Limitations & Future Work

  • Dependency on attention labels for training: While inference does not require gaze data, the training phase relies heavily on expensive mouse/eye-tracking annotations.
  • Limited dataset scale and subject count: One dataset (He et al.) has only 5 subjects, leading to the omission of unseen subject evaluations. CLS values on Kollenda's 30-way classification remain low (0.157), suggesting inter-person differentiation remains a challenge on difficult datasets.
  • Metrics tension: In some settings, adding trajectory input causes a slight decrease in CIDEr (e.g., 0.770 → 0.748), suggesting that OSS/CLS gains do not always align with n-gram-based metrics.
  • Interpretability of personality: The subject embedding is a black-box vector. While visualizations show it "learns something," exactly which interpretable traits (e.g., foreground preference) are encoded remains opaque.
  • vs. CSMN / TF–IDF systems: These use historical high-frequency words for personalization, capturing only linguistic style. This work uses attention scanpaths to capture viewing habits, expanding personalization to includes "where to look, in what order, and what level of detail."
  • vs. Attention-controlled captioning: These treat attention as a per-image group-level condition requiring live gaze data at test time.
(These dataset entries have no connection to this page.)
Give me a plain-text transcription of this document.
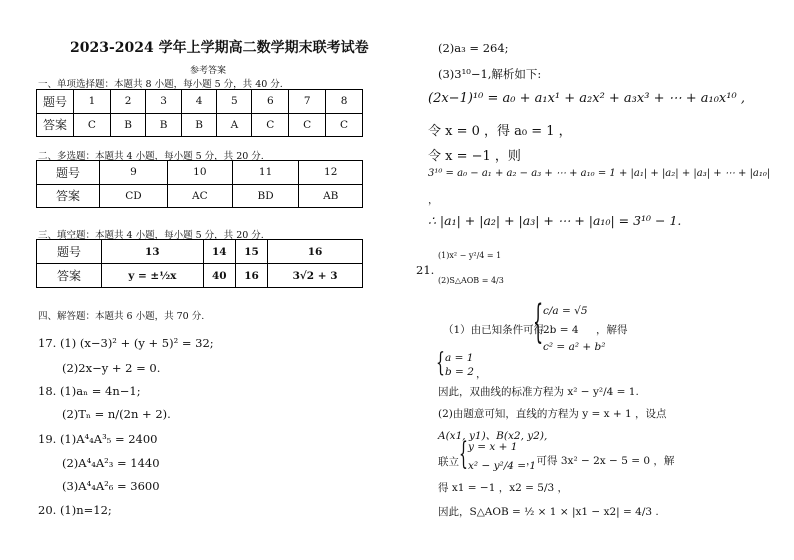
2023-2024 学年上学期高二数学期末联考试卷
参考答案
一、单项选择题：本题共 8 小题，每小题 5 分，共 40 分.
题号	1	2	3	4	5	6	7	8
答案	C	B	B	B	A	C	C	C
二、多选题：本题共 4 小题，每小题 5 分，共 20 分.
题号	9	10	11	12
答案	CD	AC	BD	AB
三、填空题：本题共 4 小题，每小题 5 分，共 20 分.
题号	13	14	15	16
答案	y = ±½x	40	16	3√2 + 3
四、解答题：本题共 6 小题，共 70 分.
17. (1) (x−3)² + (y + 5)² = 32;
(2)2x−y + 2 = 0.
18. (1)aₙ = 4n−1;
(2)Tₙ = n/(2n + 2).
19. (1)A⁴₄A³₅ = 2400
(2)A⁴₄A²₃ = 1440
(3)A⁴₄A²₆ = 3600
20. (1)n=12;
(2)a₃ = 264;
(3)3¹⁰−1,解析如下:
(2x−1)¹⁰ = a₀ + a₁x¹ + a₂x² + a₃x³ + ⋯ + a₁₀x¹⁰ ,
令 x = 0 ，得 a₀ = 1 ，
令 x = −1 ，则
3¹⁰ = a₀ − a₁ + a₂ − a₃ + ⋯ + a₁₀ = 1 + |a₁| + |a₂| + |a₃| + ⋯ + |a₁₀|
，
∴ |a₁| + |a₂| + |a₃| + ⋯ + |a₁₀| = 3¹⁰ − 1.
21.
(1)x² − y²/4 = 1
(2)S△AOB = 4/3
（1）由已知条件可得
{ c/a = √5
2b = 4
c² = a² + b²
，解得
{ a = 1
b = 2 ，
因此，双曲线的标准方程为 x² − y²/4 = 1.
(2)由题意可知，直线的方程为 y = x + 1 ，设点
A(x1, y1)、B(x2, y2),
联立 { y = x + 1
x² − y²/4 = 1
，可得 3x² − 2x − 5 = 0 ，解
得 x1 = −1 ，x2 = 5/3 ，
因此，S△AOB = ½ × 1 × |x1 − x2| = 4/3 .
This work learns attention as a cross-image, subject-level, transferable preference, requiring no gaze input during inference.
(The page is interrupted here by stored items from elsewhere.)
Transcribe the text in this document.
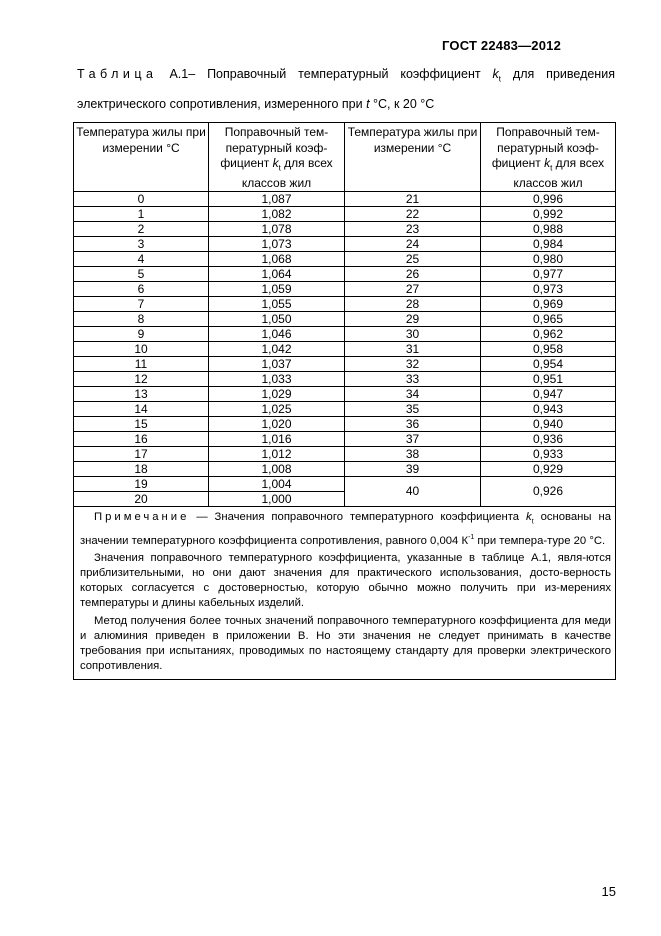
ГОСТ 22483—2012
Таблица А.1– Поправочный температурный коэффициент $k_t$ для приведения
электрического сопротивления, измеренного при t °С, к 20 °С
Температура жилы при измерении °С	Поправочный тем-пературный коэф-фициент $k_t$ для всех классов жил	Температура жилы при измерении °С	Поправочный тем-пературный коэф-фициент $k_t$ для всех классов жил
0	1,087	21	0,996
1	1,082	22	0,992
2	1,078	23	0,988
3	1,073	24	0,984
4	1,068	25	0,980
5	1,064	26	0,977
6	1,059	27	0,973
7	1,055	28	0,969
8	1,050	29	0,965
9	1,046	30	0,962
10	1,042	31	0,958
11	1,037	32	0,954
12	1,033	33	0,951
13	1,029	34	0,947
14	1,025	35	0,943
15	1,020	36	0,940
16	1,016	37	0,936
17	1,012	38	0,933
18	1,008	39	0,929
19	1,004	40	0,926
20	1,000		

Примечание — Значения поправочного температурного коэффициента $k_t$ основаны на значении температурного коэффициента сопротивления, равного 0,004 $К^{-1}$ при темпера-туре 20 °С.

Значения поправочного температурного коэффициента, указанные в таблице А.1, явля-ются приблизительными, но они дают значения для практического использования, досто-верность которых согласуется с достоверностью, которую обычно можно получить при из-мерениях температуры и длины кабельных изделий.

Метод получения более точных значений поправочного температурного коэффициента для меди и алюминия приведен в приложении В. Но эти значения не следует принимать в качестве требования при испытаниях, проводимых по настоящему стандарту для проверки электрического сопротивления.			

15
  • vs. Identity token VLMs (DreamBooth / Yo'LLaVA): These focus on identifying specific entities (a specific pet or person), emphasizing appearance. This work personalizes the viewer's latent looking patterns and linguistic tendencies, targeting the person describing the image rather than the entities within it.

Rating

  • Novelty: ⭐⭐⭐⭐⭐ First to use human attention trajectories as a core signal for personalized image captioning.
  • Experimental Thoroughness: ⭐⭐⭐⭐ Four datasets plus two types of attention collection and full ablations, though some datasets have small subject sizes.
  • Writing Quality: ⭐⭐⭐⭐ Clear chain of motivation, challenges, and method; terminology and formulas are well-aligned.
  • Value: ⭐⭐⭐⭐ The persona token + auxiliary reconstruction paradigm is transferable and practical for few-shot scenarios in assistive vision.